In total, the human body consists of 206 bones. Our bones are not only important in forming the shape and structure of our bodies, but they are also crucial in providing our bodies with support. Without bones, our bodies would essentially collapse. Every bone that is within our skeletal system also has its own important function. For example, many of our bones surround vital but fragile organs, such as the heart, lungs and brain, as well as protect our central nervous system, working as a protectant to them; while other bones, such as those in our arms and legs, are what allow us to move and provide support to our muscles.

As you age, your bones become weaker. This is usually the result if your body reabsorbing calcium and phosphate from your bones as opposed to keeping these minerals in your bones. This process of bone loss is known as osteoporosis, and has four stages:

Stage 1: This stage typically occurs between the ages of 30 and 35 and is characterized as the initial start of bone breakdown but has no visible symptoms.
Stage 2: Occurring after the age of 35, bone breakdown occurs at a faster pace. Like stage 1, stage 2 also has no visible symptoms but it can often be detected through a bone-density test.
Stage 3: Occurring anywhere after the ages of 45 through 55, the bones are much thinner and can easily fracture or break from the inability to withstand stress that is put on them. Stage 3 is the most common stage in which cases of osteoporosis are diagnosed.
Stage 4: You are much more susceptible to bone fractures and breaks, spine deformities are more obvious, and you can experience an increase in pain as well as have trouble moving around and doing your everyday activities.

One of the most common causes of mild bone loss (osteoporosis) in women is a drop in estrogen – particularly at the time of menopause, while a major cause of bone loss in men is a drop in testosterone. Aside from osteoporosis, there are many different causes and conditions that can potentially contribute to bone loss, and it can even run in families. Bone loss can also develop without any obvious reason or known cause.

When it comes to strengthening the bones, lifestyle plays an important role – especially exercise. Examples of exercise that are good for strengthening the bones include weight training, walking or jogging, and yoga. Even playing your favourite sport, such as tennis, or dancing, can also be considered exercise and will help strengthen the bones. You should also limit your caffeine intake, as this can decrease your body’s calcium absorption, as well as limit your intake of alcohol. If you are going to drink caffeinated beverages such as coffee, then you should have no more than 2 to 3 cups per day.
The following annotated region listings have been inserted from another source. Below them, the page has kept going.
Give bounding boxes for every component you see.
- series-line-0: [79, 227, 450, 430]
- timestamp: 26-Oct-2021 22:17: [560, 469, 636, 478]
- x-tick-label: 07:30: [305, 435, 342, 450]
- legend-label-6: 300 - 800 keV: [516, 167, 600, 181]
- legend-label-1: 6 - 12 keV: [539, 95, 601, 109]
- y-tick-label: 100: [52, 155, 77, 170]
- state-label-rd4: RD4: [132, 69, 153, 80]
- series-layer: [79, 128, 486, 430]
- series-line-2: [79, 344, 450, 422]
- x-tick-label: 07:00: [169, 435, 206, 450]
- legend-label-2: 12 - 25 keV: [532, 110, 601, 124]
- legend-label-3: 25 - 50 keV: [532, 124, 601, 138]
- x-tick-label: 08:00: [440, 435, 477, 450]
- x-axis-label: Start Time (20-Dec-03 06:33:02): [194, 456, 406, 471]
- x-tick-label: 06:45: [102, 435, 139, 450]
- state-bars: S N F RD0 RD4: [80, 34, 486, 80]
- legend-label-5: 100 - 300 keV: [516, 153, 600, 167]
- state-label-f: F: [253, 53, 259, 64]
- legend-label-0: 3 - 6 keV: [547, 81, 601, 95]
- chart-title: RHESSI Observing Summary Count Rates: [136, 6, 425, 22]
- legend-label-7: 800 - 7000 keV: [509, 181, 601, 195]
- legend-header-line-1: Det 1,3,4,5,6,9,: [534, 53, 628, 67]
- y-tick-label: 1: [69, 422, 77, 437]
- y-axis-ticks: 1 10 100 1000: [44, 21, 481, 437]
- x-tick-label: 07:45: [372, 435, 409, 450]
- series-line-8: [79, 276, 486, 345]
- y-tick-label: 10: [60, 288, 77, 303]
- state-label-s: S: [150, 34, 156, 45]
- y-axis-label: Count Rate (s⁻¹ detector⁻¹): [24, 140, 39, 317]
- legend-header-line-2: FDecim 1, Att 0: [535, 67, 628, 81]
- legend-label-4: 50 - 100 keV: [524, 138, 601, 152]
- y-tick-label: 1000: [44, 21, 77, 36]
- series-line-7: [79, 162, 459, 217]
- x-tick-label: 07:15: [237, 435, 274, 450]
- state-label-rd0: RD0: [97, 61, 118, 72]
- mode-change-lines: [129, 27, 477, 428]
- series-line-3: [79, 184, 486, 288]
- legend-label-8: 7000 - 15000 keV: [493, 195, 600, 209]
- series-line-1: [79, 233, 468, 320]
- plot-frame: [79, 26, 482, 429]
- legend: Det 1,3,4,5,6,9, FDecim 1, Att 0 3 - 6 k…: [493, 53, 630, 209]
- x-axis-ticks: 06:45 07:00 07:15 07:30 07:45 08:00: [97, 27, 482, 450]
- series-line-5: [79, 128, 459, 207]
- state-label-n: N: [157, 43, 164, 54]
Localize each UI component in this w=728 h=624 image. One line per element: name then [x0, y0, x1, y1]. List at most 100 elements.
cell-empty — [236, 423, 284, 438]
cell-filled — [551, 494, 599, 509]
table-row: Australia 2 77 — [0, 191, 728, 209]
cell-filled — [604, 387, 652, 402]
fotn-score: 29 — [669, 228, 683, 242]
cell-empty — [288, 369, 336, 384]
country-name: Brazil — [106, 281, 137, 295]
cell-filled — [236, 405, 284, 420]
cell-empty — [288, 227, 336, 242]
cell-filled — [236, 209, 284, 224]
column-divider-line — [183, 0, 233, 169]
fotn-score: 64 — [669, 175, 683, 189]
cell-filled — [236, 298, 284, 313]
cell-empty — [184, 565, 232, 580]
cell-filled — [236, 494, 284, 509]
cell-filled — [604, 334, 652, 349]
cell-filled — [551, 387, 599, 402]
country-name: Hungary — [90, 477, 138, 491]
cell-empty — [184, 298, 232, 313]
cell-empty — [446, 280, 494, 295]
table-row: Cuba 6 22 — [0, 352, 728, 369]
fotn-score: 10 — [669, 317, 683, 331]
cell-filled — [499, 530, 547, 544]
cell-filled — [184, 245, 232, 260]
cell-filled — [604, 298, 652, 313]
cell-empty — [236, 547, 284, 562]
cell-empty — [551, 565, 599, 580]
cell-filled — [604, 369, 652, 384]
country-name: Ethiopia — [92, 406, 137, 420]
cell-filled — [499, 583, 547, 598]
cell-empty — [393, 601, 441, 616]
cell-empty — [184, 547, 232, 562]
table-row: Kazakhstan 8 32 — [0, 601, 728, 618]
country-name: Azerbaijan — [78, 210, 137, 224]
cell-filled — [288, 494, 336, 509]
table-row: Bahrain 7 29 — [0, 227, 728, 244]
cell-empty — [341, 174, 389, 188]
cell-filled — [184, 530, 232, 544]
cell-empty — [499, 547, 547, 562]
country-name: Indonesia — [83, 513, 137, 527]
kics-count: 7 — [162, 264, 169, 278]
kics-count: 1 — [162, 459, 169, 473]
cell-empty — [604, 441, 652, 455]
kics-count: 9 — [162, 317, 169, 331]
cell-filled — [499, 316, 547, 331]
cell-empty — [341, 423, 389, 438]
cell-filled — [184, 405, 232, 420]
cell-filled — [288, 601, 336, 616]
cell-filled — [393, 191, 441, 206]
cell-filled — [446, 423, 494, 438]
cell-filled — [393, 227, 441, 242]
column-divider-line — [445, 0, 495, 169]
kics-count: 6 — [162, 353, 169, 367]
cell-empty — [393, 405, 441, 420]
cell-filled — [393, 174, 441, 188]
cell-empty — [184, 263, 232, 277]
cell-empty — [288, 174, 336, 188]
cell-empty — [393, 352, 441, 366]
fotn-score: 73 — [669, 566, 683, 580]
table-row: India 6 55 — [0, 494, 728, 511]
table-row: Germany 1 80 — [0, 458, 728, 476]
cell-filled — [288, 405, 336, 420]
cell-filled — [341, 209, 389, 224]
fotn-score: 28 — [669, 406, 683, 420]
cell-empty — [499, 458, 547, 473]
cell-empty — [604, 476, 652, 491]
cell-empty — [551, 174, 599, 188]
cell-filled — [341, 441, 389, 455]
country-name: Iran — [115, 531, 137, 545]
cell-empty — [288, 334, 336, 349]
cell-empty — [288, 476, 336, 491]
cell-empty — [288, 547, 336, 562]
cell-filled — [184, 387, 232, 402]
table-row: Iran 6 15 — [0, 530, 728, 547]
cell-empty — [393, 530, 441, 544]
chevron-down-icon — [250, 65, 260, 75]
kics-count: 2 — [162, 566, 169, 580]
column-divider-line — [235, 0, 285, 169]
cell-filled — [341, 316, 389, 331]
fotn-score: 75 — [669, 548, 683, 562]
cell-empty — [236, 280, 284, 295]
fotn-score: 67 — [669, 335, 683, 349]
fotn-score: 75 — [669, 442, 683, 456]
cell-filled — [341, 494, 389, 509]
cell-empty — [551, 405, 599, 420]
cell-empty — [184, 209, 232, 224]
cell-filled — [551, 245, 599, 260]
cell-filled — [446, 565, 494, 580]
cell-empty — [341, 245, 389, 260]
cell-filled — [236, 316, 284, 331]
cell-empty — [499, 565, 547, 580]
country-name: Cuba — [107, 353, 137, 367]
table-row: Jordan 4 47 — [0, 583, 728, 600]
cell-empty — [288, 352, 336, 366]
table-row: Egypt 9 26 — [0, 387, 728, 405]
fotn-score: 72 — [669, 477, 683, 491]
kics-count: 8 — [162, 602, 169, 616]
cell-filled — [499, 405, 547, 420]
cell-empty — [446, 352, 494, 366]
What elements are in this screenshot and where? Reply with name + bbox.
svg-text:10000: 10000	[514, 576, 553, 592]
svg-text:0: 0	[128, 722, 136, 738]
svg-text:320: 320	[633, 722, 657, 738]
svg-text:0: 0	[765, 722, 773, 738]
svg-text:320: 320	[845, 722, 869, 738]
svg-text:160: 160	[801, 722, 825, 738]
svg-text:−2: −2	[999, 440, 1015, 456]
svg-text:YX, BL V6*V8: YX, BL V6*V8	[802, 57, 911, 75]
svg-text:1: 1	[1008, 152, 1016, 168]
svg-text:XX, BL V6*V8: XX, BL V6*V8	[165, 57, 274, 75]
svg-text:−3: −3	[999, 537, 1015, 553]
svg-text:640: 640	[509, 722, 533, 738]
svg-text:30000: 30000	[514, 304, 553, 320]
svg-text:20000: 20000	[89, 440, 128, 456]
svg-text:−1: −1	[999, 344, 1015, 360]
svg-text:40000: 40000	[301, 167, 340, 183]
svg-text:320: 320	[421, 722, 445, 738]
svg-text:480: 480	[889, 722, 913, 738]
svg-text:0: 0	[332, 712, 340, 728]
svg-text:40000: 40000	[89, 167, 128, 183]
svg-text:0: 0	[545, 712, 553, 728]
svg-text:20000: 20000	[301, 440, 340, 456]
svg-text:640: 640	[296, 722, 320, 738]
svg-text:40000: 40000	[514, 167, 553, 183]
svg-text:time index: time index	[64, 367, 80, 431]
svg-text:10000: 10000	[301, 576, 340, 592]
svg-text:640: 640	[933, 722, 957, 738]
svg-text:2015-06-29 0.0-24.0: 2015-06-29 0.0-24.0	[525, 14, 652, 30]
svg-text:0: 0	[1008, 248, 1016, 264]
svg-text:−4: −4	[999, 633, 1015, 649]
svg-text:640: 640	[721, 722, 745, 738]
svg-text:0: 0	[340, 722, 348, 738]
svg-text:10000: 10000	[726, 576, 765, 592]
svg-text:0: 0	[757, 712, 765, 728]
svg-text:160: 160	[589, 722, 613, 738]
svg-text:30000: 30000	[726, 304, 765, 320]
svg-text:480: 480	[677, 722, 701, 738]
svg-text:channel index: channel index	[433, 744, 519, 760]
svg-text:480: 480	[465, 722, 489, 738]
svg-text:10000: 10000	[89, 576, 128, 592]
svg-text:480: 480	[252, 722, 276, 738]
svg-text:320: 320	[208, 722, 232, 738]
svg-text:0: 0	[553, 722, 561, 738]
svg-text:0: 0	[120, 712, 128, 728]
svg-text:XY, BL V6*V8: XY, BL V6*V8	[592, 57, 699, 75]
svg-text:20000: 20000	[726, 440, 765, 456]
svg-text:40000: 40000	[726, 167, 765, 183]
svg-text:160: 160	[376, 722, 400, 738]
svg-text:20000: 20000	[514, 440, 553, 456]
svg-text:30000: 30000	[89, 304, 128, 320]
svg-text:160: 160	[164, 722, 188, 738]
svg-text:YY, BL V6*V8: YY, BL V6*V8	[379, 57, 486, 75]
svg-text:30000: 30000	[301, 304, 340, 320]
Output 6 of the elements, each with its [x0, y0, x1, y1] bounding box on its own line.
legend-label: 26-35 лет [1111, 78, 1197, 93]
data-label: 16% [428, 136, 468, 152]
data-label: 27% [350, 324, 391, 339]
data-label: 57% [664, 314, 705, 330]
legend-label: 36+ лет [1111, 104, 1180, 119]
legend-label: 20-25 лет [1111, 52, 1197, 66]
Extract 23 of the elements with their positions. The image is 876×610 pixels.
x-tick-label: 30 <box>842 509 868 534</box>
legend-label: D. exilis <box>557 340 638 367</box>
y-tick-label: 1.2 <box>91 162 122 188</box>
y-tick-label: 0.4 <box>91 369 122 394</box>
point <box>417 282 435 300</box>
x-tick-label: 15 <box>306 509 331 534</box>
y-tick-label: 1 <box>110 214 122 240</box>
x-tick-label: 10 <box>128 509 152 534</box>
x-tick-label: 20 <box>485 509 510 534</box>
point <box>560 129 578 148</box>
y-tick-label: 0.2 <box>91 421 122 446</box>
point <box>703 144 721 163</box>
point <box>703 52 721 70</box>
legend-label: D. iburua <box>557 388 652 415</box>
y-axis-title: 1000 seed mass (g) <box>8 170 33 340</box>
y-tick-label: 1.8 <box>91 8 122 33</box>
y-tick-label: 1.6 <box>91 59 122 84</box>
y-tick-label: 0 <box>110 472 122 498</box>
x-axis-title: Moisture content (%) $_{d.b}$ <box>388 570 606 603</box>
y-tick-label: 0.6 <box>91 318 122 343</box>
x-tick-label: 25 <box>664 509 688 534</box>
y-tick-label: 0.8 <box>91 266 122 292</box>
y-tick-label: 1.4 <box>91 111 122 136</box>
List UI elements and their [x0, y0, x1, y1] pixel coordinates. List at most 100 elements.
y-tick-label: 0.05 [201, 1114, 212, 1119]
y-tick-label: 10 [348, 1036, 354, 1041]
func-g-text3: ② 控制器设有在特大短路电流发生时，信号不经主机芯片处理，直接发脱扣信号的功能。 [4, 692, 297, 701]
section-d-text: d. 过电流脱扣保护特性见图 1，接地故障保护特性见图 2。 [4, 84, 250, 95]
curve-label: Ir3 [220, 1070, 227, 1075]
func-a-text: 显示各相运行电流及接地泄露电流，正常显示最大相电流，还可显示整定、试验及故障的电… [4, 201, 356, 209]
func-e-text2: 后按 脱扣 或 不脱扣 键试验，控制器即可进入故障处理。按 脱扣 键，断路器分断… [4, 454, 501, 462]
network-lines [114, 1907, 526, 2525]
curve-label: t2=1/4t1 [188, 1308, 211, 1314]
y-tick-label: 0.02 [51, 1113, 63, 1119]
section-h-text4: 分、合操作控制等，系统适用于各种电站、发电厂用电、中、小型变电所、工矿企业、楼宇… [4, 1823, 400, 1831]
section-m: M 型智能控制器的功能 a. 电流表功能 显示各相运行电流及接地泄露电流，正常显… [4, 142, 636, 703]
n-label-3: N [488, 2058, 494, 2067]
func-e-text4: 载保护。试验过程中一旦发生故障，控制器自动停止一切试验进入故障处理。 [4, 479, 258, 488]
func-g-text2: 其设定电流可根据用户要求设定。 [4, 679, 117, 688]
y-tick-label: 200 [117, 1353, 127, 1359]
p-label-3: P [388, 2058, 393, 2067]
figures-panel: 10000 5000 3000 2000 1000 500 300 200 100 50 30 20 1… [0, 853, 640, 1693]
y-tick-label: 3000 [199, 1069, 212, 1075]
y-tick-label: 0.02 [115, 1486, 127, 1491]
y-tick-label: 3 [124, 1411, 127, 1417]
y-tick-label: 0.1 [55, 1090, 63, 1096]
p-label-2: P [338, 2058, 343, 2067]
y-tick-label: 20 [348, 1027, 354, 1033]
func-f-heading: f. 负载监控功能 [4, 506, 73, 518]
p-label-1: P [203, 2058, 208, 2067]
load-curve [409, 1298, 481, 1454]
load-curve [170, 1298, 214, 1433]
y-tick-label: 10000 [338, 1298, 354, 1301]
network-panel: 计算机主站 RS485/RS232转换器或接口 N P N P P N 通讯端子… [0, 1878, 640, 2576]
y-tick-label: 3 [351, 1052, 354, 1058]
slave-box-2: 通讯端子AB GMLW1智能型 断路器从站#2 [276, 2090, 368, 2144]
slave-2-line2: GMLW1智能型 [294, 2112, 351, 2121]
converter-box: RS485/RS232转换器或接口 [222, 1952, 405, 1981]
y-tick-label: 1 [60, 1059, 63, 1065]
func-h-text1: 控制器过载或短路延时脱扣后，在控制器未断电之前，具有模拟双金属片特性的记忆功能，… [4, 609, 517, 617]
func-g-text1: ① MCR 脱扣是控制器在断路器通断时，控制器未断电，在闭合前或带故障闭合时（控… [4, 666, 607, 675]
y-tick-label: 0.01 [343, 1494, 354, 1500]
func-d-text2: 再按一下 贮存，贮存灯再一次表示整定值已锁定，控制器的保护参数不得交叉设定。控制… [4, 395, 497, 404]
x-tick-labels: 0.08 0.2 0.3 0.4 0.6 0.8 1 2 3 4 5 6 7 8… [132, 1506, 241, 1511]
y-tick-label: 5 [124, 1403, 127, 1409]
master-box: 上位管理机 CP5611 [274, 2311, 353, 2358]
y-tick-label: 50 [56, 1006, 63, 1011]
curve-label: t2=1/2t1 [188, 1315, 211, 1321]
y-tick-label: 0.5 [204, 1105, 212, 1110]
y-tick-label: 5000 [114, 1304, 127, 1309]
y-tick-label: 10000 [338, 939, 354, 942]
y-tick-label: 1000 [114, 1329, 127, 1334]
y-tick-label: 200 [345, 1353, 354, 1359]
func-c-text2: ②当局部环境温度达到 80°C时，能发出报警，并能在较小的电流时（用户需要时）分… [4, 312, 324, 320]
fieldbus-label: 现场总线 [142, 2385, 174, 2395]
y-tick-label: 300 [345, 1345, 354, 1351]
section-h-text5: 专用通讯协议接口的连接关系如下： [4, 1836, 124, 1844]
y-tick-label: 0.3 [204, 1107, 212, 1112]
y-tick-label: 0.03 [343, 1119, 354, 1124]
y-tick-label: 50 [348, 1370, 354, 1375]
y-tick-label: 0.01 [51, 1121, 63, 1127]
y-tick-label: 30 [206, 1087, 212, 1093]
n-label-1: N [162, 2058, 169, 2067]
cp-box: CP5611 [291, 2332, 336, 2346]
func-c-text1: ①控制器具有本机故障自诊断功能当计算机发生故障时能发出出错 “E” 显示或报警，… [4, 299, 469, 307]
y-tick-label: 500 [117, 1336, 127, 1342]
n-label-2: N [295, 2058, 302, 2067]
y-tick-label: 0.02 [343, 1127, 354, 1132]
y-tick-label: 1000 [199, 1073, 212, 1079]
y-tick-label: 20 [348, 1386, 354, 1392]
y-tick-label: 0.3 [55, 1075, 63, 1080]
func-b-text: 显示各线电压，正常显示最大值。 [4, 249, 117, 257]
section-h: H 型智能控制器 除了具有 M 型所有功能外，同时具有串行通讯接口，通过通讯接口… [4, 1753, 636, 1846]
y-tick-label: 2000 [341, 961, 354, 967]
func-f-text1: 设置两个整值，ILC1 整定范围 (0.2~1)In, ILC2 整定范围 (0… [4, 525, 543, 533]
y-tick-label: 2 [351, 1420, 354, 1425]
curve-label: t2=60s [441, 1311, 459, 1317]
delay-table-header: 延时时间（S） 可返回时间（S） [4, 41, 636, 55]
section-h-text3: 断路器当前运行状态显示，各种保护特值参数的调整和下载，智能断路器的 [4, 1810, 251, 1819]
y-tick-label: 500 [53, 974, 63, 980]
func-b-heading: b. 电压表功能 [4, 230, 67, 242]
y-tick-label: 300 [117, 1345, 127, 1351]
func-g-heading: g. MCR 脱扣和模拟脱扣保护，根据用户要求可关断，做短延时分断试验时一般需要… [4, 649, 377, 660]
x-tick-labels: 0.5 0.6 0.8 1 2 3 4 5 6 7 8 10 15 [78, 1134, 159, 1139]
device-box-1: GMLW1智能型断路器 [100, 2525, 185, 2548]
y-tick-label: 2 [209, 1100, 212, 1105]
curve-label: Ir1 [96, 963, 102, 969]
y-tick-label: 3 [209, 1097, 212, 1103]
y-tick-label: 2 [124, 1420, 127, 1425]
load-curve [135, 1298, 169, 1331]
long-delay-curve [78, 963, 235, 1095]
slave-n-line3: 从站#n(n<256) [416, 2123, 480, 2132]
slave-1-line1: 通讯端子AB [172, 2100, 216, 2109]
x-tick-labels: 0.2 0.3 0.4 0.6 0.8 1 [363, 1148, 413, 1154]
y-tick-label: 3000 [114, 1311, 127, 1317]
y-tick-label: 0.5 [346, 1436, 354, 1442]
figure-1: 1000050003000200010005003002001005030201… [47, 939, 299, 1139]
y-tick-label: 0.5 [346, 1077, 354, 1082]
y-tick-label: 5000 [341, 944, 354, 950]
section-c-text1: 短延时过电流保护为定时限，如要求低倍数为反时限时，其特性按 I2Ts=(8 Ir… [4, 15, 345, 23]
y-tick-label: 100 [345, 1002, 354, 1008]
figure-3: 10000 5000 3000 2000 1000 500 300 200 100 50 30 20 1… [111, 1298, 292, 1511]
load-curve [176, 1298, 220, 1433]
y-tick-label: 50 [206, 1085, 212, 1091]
Additionally, bad habits such as smoking can also cause bone loss much quicker than in those who are non-smokers, so you should speak to your physician about quitting as he or she will be able to provide you with some helpful smoking cessation tips.

To increase your calcium intake, try consuming more calcium-rich foods such as milk, yogurt and cheese. Non-dairy sources of calcium, such as canned salmon, leafy green vegetables, nuts, beans, seeds, and fortified soy or rice beverages can also be beneficial. To help absorb calcium you also need vitamin D. Examples of foods that are rich in vitamin D include fortified orange juice, fatty fish, margarine, and egg yolks. Those over the age of 50 are recommended to take a vitamin D supplement of at least 400 IU each day. Other nutrients like vitamin K, potassium, magnesium and protein are also important in helping your body with the absorption and use of calcium, as well as with helping build muscle to help keep your bones strong.